Sharing the Spotlight: 1,000 Words essay #2
1000- words essay #2Alex Short
Professor Ishiguro
Dance as Cultural Knowledge: Dances of Indonesia
9/30/2020
Sharing the Spotlight
In Central Javanese court dance, the best way to stand out is to blend in. This is because the most proficient dancers are those who can make a group of performers appear to be a unified entity that moves as one. As a result, court dancers are measured by their cohesiveness, rather than by singular style and ability. Most court dance is intended for groups, and there is very rarely any solo dance performance. In Central Java, dance is about much more than just the individual, a precedent that fosters selflessness and harmony. This priority of the group over a sole person is a pillar of Javanese culture. Collectivism is considered so essential to a Javanese way of life that it appears in dance. In Central Java, “most court dances are group dances, which carry more prestige and social value” (Hughes-Freeland page 37). This is a stark contrast to Western dance culture, where company members compete for solo pieces. In fact, in Javanese culture, there are only two forms of individual court dance, called Klana and Golek. These dances “were not included in the court repertoire until the 1930s” (Hughes-Freeland page 37). Solo dances are by no means the most popular or praised of the court dances, and were not even originally featured in the court. Furthermore, the solo dances are considered to be much less challenging and refined. Again, this a significant departure from Western dance, where principal dancers reign supreme, and are revered as the most technically advanced company members.
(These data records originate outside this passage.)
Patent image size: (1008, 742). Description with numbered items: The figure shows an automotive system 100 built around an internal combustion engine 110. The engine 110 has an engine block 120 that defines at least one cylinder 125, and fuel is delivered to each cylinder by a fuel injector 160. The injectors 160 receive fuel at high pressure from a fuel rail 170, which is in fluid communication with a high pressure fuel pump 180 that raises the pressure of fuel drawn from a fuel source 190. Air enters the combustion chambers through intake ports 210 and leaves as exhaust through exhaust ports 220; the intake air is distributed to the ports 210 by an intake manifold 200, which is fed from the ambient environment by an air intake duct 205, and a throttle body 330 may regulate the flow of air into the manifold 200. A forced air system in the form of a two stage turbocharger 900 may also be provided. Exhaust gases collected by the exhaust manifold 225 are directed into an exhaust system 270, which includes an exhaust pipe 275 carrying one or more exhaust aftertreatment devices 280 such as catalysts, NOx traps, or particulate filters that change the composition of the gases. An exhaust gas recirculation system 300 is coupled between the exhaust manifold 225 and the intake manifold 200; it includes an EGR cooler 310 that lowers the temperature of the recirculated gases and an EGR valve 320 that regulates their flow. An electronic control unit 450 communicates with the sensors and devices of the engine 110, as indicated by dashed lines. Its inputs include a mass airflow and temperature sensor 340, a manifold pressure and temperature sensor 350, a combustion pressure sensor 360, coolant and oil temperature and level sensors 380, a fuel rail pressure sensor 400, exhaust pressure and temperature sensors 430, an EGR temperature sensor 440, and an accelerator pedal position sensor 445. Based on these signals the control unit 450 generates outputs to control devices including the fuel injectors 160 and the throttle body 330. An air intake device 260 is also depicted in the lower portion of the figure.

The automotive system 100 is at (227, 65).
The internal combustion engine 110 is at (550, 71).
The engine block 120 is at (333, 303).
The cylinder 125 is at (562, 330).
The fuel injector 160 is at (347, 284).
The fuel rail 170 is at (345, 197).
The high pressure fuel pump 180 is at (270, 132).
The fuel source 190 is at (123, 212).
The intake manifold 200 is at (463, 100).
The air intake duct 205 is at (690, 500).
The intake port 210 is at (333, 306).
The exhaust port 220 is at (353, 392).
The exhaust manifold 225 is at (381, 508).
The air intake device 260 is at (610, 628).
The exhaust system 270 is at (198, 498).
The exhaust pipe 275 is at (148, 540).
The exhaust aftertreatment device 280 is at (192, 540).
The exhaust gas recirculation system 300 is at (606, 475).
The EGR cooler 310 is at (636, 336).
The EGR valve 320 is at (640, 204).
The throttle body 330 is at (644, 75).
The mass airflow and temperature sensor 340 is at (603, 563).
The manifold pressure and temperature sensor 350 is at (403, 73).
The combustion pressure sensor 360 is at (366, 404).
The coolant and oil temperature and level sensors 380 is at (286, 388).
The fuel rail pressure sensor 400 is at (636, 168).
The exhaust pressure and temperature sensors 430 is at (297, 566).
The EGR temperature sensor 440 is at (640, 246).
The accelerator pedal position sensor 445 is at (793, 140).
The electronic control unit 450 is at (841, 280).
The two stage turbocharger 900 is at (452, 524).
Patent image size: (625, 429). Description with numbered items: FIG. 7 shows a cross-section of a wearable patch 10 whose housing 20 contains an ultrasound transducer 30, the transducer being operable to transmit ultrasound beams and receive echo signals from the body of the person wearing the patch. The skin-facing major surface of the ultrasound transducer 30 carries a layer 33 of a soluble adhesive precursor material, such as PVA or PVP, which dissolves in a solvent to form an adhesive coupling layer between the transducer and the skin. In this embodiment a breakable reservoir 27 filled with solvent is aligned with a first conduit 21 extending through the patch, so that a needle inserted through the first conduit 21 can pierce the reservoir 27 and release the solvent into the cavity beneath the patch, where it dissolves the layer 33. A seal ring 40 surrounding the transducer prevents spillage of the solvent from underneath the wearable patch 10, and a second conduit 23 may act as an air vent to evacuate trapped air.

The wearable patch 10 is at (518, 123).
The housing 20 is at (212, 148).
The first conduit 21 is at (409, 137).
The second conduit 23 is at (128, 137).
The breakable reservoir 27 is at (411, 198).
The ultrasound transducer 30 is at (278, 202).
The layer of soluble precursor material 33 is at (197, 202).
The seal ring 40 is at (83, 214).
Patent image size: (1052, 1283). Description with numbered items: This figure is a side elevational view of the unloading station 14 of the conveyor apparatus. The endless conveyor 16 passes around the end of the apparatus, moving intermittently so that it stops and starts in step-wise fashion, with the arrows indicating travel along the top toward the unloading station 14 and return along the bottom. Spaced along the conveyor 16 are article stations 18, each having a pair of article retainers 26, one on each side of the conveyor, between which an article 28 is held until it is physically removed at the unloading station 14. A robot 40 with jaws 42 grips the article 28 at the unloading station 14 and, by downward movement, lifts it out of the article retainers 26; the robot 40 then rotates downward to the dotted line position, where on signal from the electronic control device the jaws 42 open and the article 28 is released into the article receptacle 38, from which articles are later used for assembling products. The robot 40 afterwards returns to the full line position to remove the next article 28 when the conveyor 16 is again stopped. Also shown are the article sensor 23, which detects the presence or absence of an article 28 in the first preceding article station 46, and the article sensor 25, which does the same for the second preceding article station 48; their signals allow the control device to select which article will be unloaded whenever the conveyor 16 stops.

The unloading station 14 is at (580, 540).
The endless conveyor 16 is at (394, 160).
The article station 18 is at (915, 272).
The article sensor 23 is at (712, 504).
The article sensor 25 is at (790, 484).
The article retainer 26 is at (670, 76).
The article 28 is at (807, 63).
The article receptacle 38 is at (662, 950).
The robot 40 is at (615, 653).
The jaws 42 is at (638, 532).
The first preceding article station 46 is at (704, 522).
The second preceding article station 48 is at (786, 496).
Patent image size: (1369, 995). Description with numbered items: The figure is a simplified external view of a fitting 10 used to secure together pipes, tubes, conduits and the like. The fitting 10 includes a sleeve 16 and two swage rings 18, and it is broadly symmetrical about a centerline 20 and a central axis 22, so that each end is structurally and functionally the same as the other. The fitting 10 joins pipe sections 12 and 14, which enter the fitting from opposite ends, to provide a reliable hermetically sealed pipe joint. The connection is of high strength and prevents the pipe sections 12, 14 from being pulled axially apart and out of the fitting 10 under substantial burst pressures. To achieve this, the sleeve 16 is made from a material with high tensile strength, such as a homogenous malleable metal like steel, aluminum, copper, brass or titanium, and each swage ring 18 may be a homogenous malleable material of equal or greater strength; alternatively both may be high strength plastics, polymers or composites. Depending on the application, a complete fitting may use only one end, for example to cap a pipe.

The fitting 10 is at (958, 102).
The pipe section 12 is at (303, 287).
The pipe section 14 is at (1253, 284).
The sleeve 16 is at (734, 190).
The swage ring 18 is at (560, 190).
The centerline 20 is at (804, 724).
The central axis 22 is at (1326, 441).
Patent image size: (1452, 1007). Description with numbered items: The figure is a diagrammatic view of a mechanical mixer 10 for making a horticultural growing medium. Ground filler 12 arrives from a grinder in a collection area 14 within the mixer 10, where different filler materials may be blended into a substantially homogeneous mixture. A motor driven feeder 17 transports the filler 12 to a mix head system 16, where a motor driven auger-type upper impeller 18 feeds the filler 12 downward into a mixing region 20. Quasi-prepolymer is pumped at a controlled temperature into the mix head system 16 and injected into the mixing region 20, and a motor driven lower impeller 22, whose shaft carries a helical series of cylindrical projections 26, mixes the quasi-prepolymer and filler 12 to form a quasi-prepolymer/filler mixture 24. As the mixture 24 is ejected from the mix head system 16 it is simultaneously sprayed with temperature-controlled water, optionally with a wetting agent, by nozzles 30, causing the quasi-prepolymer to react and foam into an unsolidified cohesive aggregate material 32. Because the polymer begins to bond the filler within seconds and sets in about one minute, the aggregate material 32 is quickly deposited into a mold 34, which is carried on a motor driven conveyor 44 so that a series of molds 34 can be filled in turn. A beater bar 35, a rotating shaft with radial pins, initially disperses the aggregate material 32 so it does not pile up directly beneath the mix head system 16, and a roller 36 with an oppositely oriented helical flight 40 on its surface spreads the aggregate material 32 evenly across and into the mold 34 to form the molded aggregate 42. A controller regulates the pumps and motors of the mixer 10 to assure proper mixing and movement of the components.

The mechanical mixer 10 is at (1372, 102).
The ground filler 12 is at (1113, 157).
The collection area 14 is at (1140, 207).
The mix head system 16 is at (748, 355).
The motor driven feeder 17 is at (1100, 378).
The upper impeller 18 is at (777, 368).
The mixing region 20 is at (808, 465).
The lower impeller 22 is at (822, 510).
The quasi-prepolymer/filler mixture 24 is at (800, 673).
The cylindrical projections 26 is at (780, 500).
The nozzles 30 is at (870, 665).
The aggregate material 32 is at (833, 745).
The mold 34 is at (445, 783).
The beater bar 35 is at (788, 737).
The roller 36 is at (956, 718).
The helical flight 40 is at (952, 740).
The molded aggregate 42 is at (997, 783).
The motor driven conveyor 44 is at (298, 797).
The difference in self-prioritization between the West and Central Java is visible in more than just dance style. Many values and characteristics of Javanese culture spill over from life into court dance. This community-based ideology is no exception. Often in Javanese life, the group is prioritized over the self. Perhaps the most poignant example of this philosophy is the existence of Kampungs. Kampungs are neighborhood communities in urban Yogyakarta (a major city within Central Java). The residents are incredibly close, and Kampungs “provide a sense of belonging” (Hughes-Freeland page 8). This notion of kinship is comparable to that demonstrated by group dance. Members of a Kampung are expected to host social gatherings, participate in neighborhood watch, and treat their neighbors with respect and kindness. Fulfilling these responsibilities is considered noble and far more honorable than looking out for one’s own self interest within the community. Similarly, dancers are thought to be more gifted when they can meet their own duties within a dance group, rather than focusing only on themselves.
Additionally, a major element of court dance is the advancement of one’s rasa. Rasa is defined as “taste, feeling inner experience, deepest meaning, essence,” (Hughes-Freeland page 78) and is considered essential to a balanced life. Rasa is an integral part of, and reason for, court dance. One of the most effective ways to connect with one’s rasa is through dance; dance is referred to as “an education in rasa” (Hughes-Freeland page 78). Due to its nature as an embodied practice, the process of learning and performing court dance is a physical representation of one’s journey in spiritual discipline. In other words, external bodily actions can help people visualize their internal feelings. In addition, the style of court dance and how it’s taught is incredibly conducive to strengthening rasa. Court dance education is strict and precise, just like the dance form itself. “In the Javanese context, rasa is important in an ethnographically grounded approach to the body for understanding embodied practice. The embodied self is a starting point for understanding dance” (Hughes-Freeland page 79). Here, Hughes-Freeland demonstrates the importance of rasa to participating in and understanding the meaning behind court dance.
Rasa can only be achieved in dance through looking past one’s own physical being and desires. Rasa is not merely self-awareness, but instead “refers to a third level of being in a relation with God” (Hughes-Freeland page 81). The emphasis is not on personal, earthly exploration. It is instead based on spiritual understanding. Court dance cannot be confined to merely bodily experience, because it is apart of something much broader. The individual is learning how to contribute meaningfully to their religious beliefs. More eloquently, “Dance is the shadow of the moving of your mind; the gods are in your own body, in your rasa” (Hughes-Freeland page 80). Pride and a desire to be seen aren’t what motivates a dancer. It’s their rasa and their connection to the gods that inspires them. Once again, we see one sacrificing vanity and selfishness in favor of a larger power or cause, in this case spirituality. Artists in Western dance culture are often regarded as being driven by a need for attention, and a determination to be the best. That is clearly not the case here, as self-improvement is the foundation of the Javanese dance style. With Western dance, in most cases the highest possible honor is performing solo. In the courts of Java, it’s achieving spiritual enlightenment. That’s not to imply that non-Javanese dancers are overly conceited or cutthroat, merely to juxtapose the two incentives.
Court dance, and by extension Javanese culture as a whole, is more than physical embodiment and solitary experience. It is about cultivating a collaborative state of being that includes both oneself, one’s community, and one’s God. Furthermore, it is putting that unified entity ahead of one’s own self.
Works Cited
Hughes-Freeland, Felicia. Embodied Communities: Dance Traditions and Change in Java. Berghahn Books, 2011.